Actually yeah more or less, any positive statement can be rephrased as a negative and vice versa. It's a pretty unclear distinction.

>The state should only protect negative rights.

That statement in and of itself shows you don't understand what you're saying since without positive rights being enforced there wouldn't be taxation to pay for the state to exist in the first place.

>anime pictures

Oh that explains it.

>The right to a doctor is a negative right too

>It prevents the market from fucking over the people by denying them access to a professional who's job it is to navigate the medical jungle.

No.

A negative right, only requires others to abstain from interfering with your actions.

This means you are free to obtain counsel, or healthcare and the state cannot stop you.

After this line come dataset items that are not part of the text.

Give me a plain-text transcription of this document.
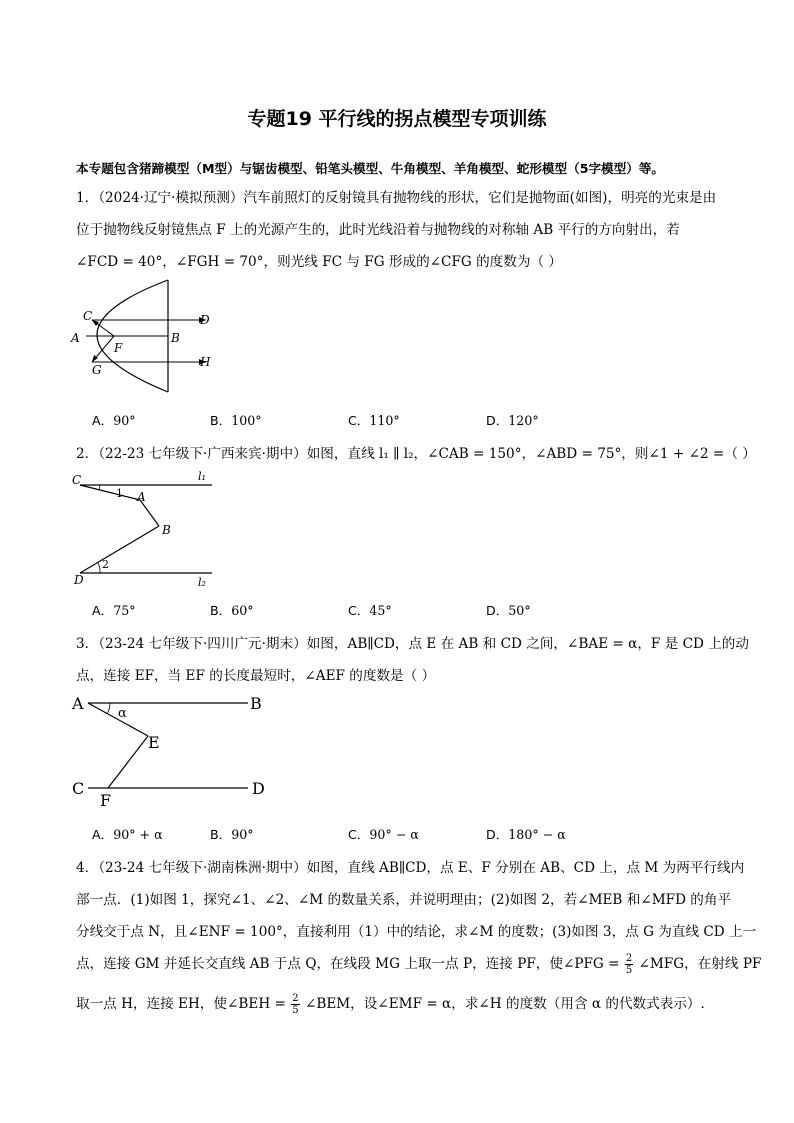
专题19 平行线的拐点模型专项训练
本专题包含猪蹄模型（M型）与锯齿模型、铅笔头模型、牛角模型、羊角模型、蛇形模型（5字模型）等。
1．（2024·辽宁·模拟预测）汽车前照灯的反射镜具有抛物线的形状，它们是抛物面(如图)，明亮的光束是由
位于抛物线反射镜焦点 F 上的光源产生的，此时光线沿着与抛物线的对称轴 AB 平行的方向射出，若
∠FCD = 40°，∠FGH = 70°，则光线 FC 与 FG 形成的∠CFG 的度数为（ ）
C	D
A	B
F
G
H
A．90°	B．100°	C．110°	D．120°
2．（22-23 七年级下·广西来宾·期中）如图，直线 l₁ ∥ l₂，∠CAB = 150°，∠ABD = 75°，则∠1 + ∠2 =（ ）
C	l₁
1 A
B
2
D	l₂
A．75°	B．60°	C．45°	D．50°
3．（23-24 七年级下·四川广元·期末）如图，AB∥CD，点 E 在 AB 和 CD 之间，∠BAE = α，F 是 CD 上的动
点，连接 EF，当 EF 的长度最短时，∠AEF 的度数是（ ）
A	B
α
E
C
F
D
A．90° + α	B．90°	C．90° − α	D．180° − α
4．（23-24 七年级下·湖南株洲·期中）如图，直线 AB∥CD，点 E、F 分别在 AB、CD 上，点 M 为两平行线内
部一点．(1)如图 1，探究∠1、∠2、∠M 的数量关系，并说明理由；(2)如图 2，若∠MEB 和∠MFD 的角平
分线交于点 N，且∠ENF = 100°，直接利用（1）中的结论，求∠M 的度数；(3)如图 3，点 G 为直线 CD 上一
点，连接 GM 并延长交直线 AB 于点 Q，在线段 MG 上取一点 P，连接 PF，使∠PFG = $\frac{2}{5}$ ∠MFG，在射线 PF
取一点 H，连接 EH，使∠BEH = $\frac{2}{5}$ ∠BEM，设∠EMF = α，求∠H 的度数（用含 α 的代数式表示）.
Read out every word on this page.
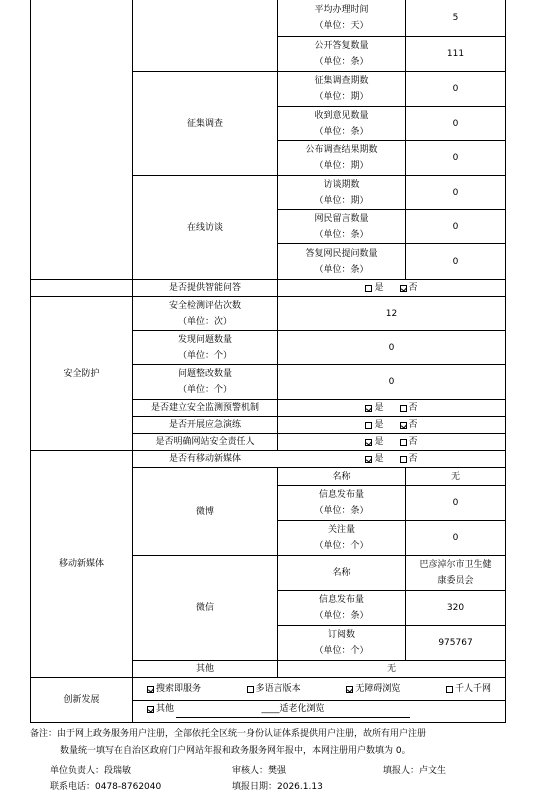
平均办理时间
（单位：天）
5
公开答复数量
（单位：条）
111
征集调查
征集调查期数
（单位：期）
0
收到意见数量
（单位：条）
0
公布调查结果期数
（单位：期）
0
在线访谈
访谈期数
（单位：期）
0
网民留言数量
（单位：条）
0
答复网民提问数量
（单位：条）
0
是否提供智能问答	是	否
安全防护
安全检测评估次数
（单位：次）
12
发现问题数量
（单位：个）
0
问题整改数量
（单位：个）
0
是否建立安全监测预警机制	是	否
是否开展应急演练	是	否
是否明确网站安全责任人	是	否
移动新媒体
是否有移动新媒体	是	否
微博
名称	无
信息发布量
（单位：条）
0
关注量
（单位：个）
0
微信
名称
巴彦淖尔市卫生健
康委员会
信息发布量
（单位：条）
320
订阅数
（单位：个）
975767
其他	无
创新发展
搜索即服务	多语言版本	无障碍浏览	千人千网
其他	____适老化浏览
备注：由于网上政务服务用户注册，全部依托全区统一身份认证体系提供用户注册，故所有用户注册
数量统一填写在自治区政府门户网站年报和政务服务网年报中，本网注册用户数填为 0。
单位负责人：段瑞敏	审核人：樊强	填报人：卢文生
联系电话：0478-8762040	填报日期：2026.1.13
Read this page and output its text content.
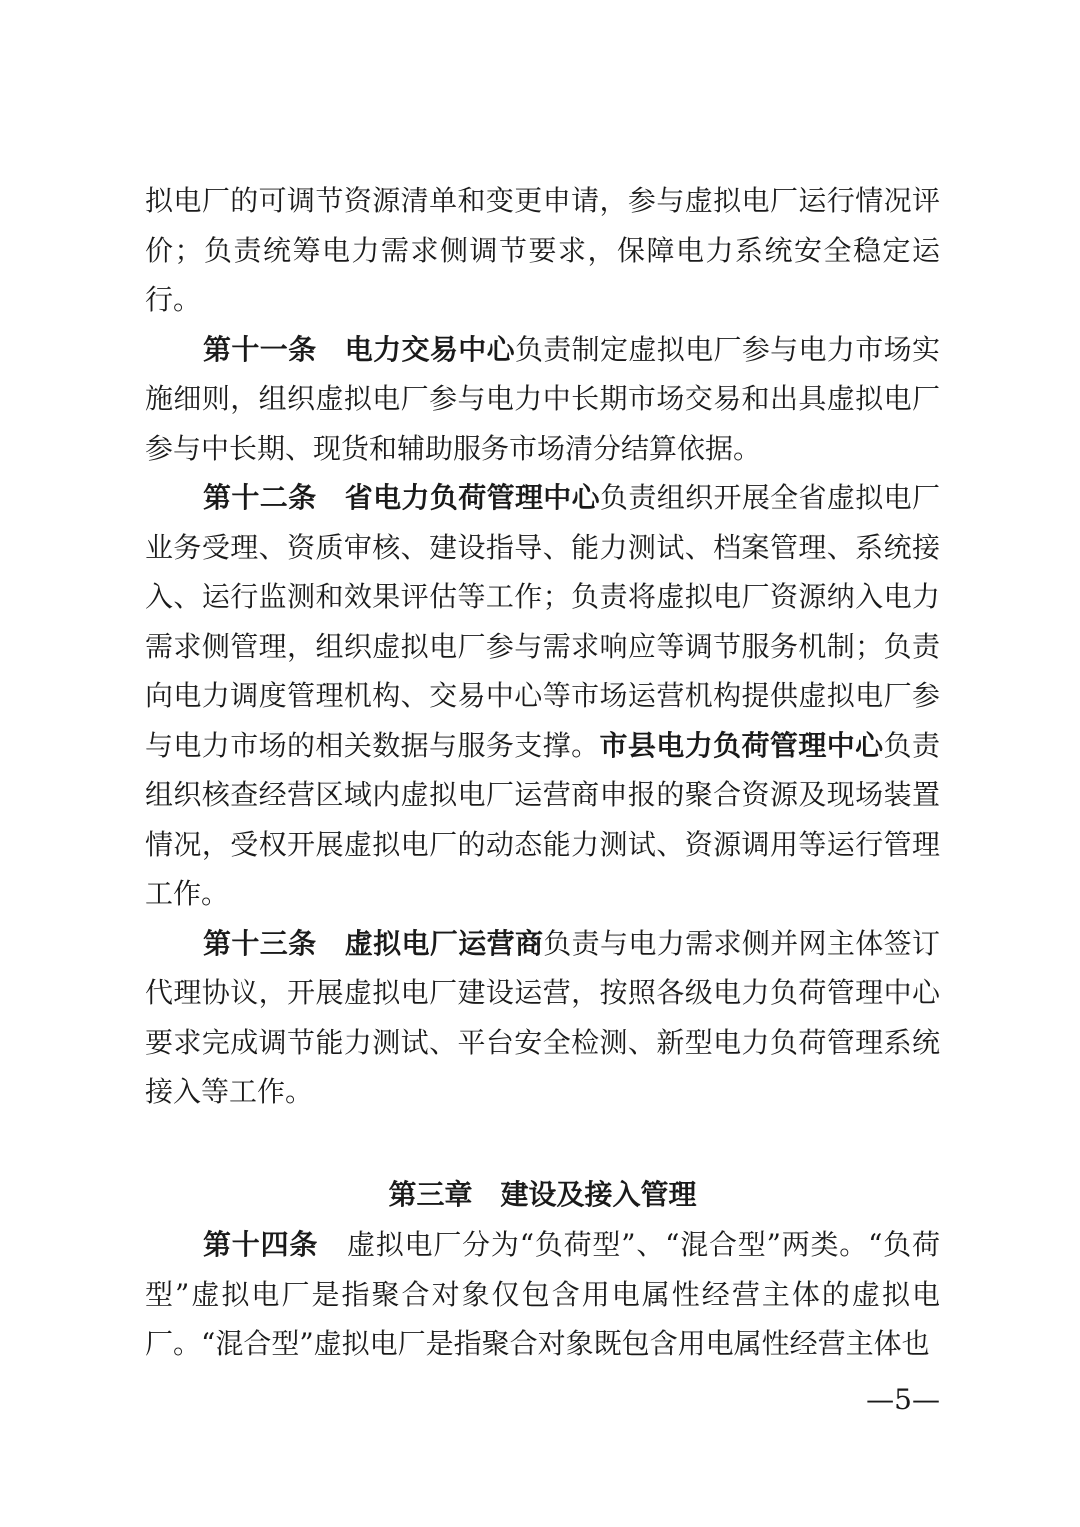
拟电厂的可调节资源清单和变更申请，参与虚拟电厂运行情况评价；负责统筹电力需求侧调节要求，保障电力系统安全稳定运行。

第十一条 电力交易中心负责制定虚拟电厂参与电力市场实施细则，组织虚拟电厂参与电力中长期市场交易和出具虚拟电厂参与中长期、现货和辅助服务市场清分结算依据。

第十二条 省电力负荷管理中心负责组织开展全省虚拟电厂业务受理、资质审核、建设指导、能力测试、档案管理、系统接入、运行监测和效果评估等工作；负责将虚拟电厂资源纳入电力需求侧管理，组织虚拟电厂参与需求响应等调节服务机制；负责向电力调度管理机构、交易中心等市场运营机构提供虚拟电厂参与电力市场的相关数据与服务支撑。市县电力负荷管理中心负责组织核查经营区域内虚拟电厂运营商申报的聚合资源及现场装置情况，受权开展虚拟电厂的动态能力测试、资源调用等运行管理工作。

第十三条 虚拟电厂运营商负责与电力需求侧并网主体签订代理协议，开展虚拟电厂建设运营，按照各级电力负荷管理中心要求完成调节能力测试、平台安全检测、新型电力负荷管理系统接入等工作。

第三章 建设及接入管理

第十四条 虚拟电厂分为“负荷型”、“混合型”两类。“负荷型”虚拟电厂是指聚合对象仅包含用电属性经营主体的虚拟电厂。“混合型”虚拟电厂是指聚合对象既包含用电属性经营主体也

—5—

As for providing counsel, that is because you have a right to a fair trial. By denying counsel to those who cannot afford it they are interfering with that right. They could always drop the charges but then their would be no need for counsel. They are providing a service for one sole purpose, their use of force against you.

The right to counsel is a negative right. It prevents the courts from having a negative (as in, biased or unjust) conduct.
Also more importantly it is a "right" to counsel, not a "duty" to counsel. If you don't want a lawyer to defend yourself no one can force you to have one.

and look what happens if you rely on the State for your counsel.

You get a bleary-eyed rookie who wants to cut a deal and be on his way home to watch porn hub.